The retail industry is taking on a new challenge in raising the bar on customer experience. The convenience store (c-store) experience is beginning radically change with some of these new ideas. The traditional gas station, for example, is being challenged as we introduce more electric cars into the market. Even in truck stops, we may begin seeing self-driving trucks pull up that need to be fueled. Rest stops may evolve into high-end automated self-service mini-malls. The digital transformation (DX) journey for retail will include the use of artificial intelligence (AI) combined with IoT devices to drive automation and augmentation for the next generation of products and services in the c-stores of the future.

We are already seeing new concepts emerge like Shell Oil’s new “Shell Select” store, which offers a consumer-focused retail store experience with locally inspired fresh foods and beverages in a relaxing and friendly environment.

The “Good Food Market” in Ireland won the c-store of the year by challenging the norm for urban convenience retailing. It operates as an upscale, urban grocery store that also has a changing food offer throughout the day, all-day dining for in-store eating, gourmet take-home meals and world cuisine-themed evenings. Change is occurring across the globe, with all brands planning out their stores of the future.

Digital transformation, including AI and IoT, will be a core technology evolution in driving the successful change in customer experience.

At RSA 2020 this year, I co-hosted a talk with Darren Bennett, the deputy IT director and CISO for the city of San Diego. We discussed how light industry IoT is evolving smart buildings, smart campuses and smart cities into the “city as an IoT platform.” A platform of platforms with new IoT devices being added every day, along with their SaaS back-end clouds, to drive new capabilities and risk.

At Forecourtech ’20 in October, I will be describing the dangers of light industry IoT in the oil retail industry to how to leverage AI successfully. AI is a critical part of this retail digital transformation, especially as it applies to the IoT devices, and there will be new challenges in regard to the area of IT operations management (ITOM).

A new emerging technology named AIOps unifies operational teams (facilities, NetOps, SecOps) when managing DX. Whether it is a gas station, a mini-mall, a campus of buildings or an entire smart city, there are many “things” out there attached to buildings and connected to networks that have software in them to make them intelligent. I call this light industry IoT. It can include smart air conditioners, CCTV cameras, coffee machines, sensors, gas pumps, signs and even lights — all those “things” that facility teams install that have software and are commonly overlooked by the IT operations teams.

However, these devices could become the primary entry point of your next cybersecurity breach. In 2019, the WaWa brand of c-stores had its point of sale (POS) system breached, resulting in over 30 million compromised credit cards. The famous Target breach was from hackers coming in through the network-connected air conditioning system and then attacking the POS systems. AI is both a defensive and offensive strategy in digital transformation.

As we look closer into the expanding risk footprint of new DX technologies, especially in smart cities and oil and gas retail, the addition of new IoT smart devices helps enrich the focus on the customer experience. With the change, IoT brings along many new risks around these digital technologies, including the IoT devices themselves, cloud computing, customer applications, data privacy, partner applications and new sensors. These new risks will require process changes, modified priorities and even staff modification to manage the risks associated with new IoT technologies.

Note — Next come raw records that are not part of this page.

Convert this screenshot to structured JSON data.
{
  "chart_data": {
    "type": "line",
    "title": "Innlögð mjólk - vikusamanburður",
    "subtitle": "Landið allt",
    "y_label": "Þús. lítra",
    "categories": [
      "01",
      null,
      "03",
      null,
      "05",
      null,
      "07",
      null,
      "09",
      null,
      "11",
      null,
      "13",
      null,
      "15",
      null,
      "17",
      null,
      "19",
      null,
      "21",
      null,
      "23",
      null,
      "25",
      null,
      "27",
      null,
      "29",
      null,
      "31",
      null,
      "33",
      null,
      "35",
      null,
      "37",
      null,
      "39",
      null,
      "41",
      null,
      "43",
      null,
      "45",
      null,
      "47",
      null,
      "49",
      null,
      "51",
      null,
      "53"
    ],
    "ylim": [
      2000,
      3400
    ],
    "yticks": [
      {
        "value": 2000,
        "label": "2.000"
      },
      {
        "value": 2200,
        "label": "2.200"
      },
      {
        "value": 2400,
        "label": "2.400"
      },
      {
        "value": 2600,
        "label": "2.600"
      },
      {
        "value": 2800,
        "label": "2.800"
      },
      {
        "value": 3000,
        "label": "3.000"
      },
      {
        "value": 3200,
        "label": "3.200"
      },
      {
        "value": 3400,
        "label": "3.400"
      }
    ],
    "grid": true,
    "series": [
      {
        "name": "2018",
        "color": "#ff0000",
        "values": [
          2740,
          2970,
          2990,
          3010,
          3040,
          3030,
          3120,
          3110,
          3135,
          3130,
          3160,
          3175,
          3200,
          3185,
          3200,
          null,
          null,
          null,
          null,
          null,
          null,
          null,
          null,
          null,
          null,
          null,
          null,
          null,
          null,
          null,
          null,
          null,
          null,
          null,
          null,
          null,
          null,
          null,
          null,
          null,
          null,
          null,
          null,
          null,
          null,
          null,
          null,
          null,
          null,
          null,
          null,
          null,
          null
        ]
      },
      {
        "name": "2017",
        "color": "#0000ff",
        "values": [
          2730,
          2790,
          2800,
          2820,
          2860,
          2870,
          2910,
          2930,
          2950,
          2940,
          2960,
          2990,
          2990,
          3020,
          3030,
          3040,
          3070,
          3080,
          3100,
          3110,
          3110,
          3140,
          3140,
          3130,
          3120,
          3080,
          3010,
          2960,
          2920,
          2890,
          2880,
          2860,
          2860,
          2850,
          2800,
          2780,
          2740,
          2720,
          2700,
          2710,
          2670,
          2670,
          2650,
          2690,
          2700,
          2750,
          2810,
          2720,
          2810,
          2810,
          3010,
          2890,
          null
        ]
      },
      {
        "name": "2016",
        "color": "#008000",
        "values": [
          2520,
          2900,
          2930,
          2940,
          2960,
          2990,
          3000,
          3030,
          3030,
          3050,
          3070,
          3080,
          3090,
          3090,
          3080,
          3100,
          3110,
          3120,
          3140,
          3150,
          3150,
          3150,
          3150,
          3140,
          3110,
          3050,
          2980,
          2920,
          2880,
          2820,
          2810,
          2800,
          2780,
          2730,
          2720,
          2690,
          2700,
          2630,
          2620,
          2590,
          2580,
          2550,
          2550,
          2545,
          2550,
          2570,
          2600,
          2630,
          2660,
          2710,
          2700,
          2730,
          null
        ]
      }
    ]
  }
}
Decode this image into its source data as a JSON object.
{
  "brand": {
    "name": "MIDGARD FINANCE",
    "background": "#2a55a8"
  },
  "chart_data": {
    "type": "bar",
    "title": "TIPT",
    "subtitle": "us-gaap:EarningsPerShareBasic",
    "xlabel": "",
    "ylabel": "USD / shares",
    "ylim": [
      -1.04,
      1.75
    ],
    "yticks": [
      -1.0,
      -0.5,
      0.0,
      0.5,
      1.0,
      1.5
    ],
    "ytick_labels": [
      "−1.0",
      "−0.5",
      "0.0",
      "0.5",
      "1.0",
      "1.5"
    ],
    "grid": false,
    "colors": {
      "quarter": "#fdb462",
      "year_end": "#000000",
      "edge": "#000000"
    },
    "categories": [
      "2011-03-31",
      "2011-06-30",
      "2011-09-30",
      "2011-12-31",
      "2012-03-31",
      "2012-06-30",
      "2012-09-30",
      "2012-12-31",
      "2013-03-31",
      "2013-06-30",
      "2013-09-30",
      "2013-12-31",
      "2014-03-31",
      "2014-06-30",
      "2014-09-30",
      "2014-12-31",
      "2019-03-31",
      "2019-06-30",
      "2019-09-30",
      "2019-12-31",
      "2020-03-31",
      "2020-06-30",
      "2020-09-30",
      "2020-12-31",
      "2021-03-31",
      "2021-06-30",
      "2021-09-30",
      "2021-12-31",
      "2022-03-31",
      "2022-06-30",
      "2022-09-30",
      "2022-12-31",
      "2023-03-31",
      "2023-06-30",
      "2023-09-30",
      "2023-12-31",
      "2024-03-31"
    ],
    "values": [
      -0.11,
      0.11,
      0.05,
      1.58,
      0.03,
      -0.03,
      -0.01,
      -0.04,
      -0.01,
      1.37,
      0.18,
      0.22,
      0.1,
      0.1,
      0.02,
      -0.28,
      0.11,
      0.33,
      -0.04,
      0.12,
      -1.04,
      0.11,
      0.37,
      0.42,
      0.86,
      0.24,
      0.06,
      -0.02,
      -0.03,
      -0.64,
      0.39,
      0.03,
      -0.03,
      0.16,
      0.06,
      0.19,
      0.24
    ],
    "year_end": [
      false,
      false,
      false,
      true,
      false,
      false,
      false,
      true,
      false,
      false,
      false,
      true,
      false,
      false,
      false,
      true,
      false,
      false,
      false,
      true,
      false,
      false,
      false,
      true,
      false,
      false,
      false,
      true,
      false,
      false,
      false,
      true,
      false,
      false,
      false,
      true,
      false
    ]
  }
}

In parallel with driving DX change, operations teams must begin a transformation of their people skills, operational processes and tools. Collectively, DX requires improved operational monitoring capabilities to automate and create greater efficiency in managing this new risk footprint. AIOps (the use of AI in IT operations) starts with the ingest of big data (clean data). The data could be at rest and be used for historical analysis, or the data could be in motion (streaming) for real-time analysis. The algorithms then look for prescriptive responses that can turn into actions. AIOps is not “yet another technology tool.” It comes with automation algorithms for predictive analytics, the correlation of alerts and the remediation of issues.

AIOps is not a perfect tool. Just like humans, AIOps is prone to errors. Unlike human errors, AIOps is prone to various types of digital errors found in error-prone data sets and biased training of machine learning models. Furthermore, there is no audit trail of AIOps if it leverages neural nets or deep learning algorithms. These types of machine learning models are “black boxes” and cannot show how their recommendations were reached.

Today, operations staff, whether it is facilities, NetOps or SecOps, sift through millions of alerts and try to predict, correlate and remediate an actionable response. With AIOps automation, the remediation algorithm must understand causal inferences. Meaning if A causes B, then AIOps needs to predict A to prevent B. The AIOps algorithms from prediction, correlation and remediation need to choreograph together and augment the human IT operations staff into becoming Jedi warrior IT analysts.

As far as light industry IoT goes, the operational team must begin to take steps and look at the array of smart devices related to facilities in their organization and then plan a fully automated AIOps-driven life-cycle maintenance and monitoring strategy for those “smart” and connected assets. As a unified strategy, the SecOps team needs to design best practices for cyber hygiene (such as NIST). In theory, this should all be possible through AIOps automation without requiring additional staff.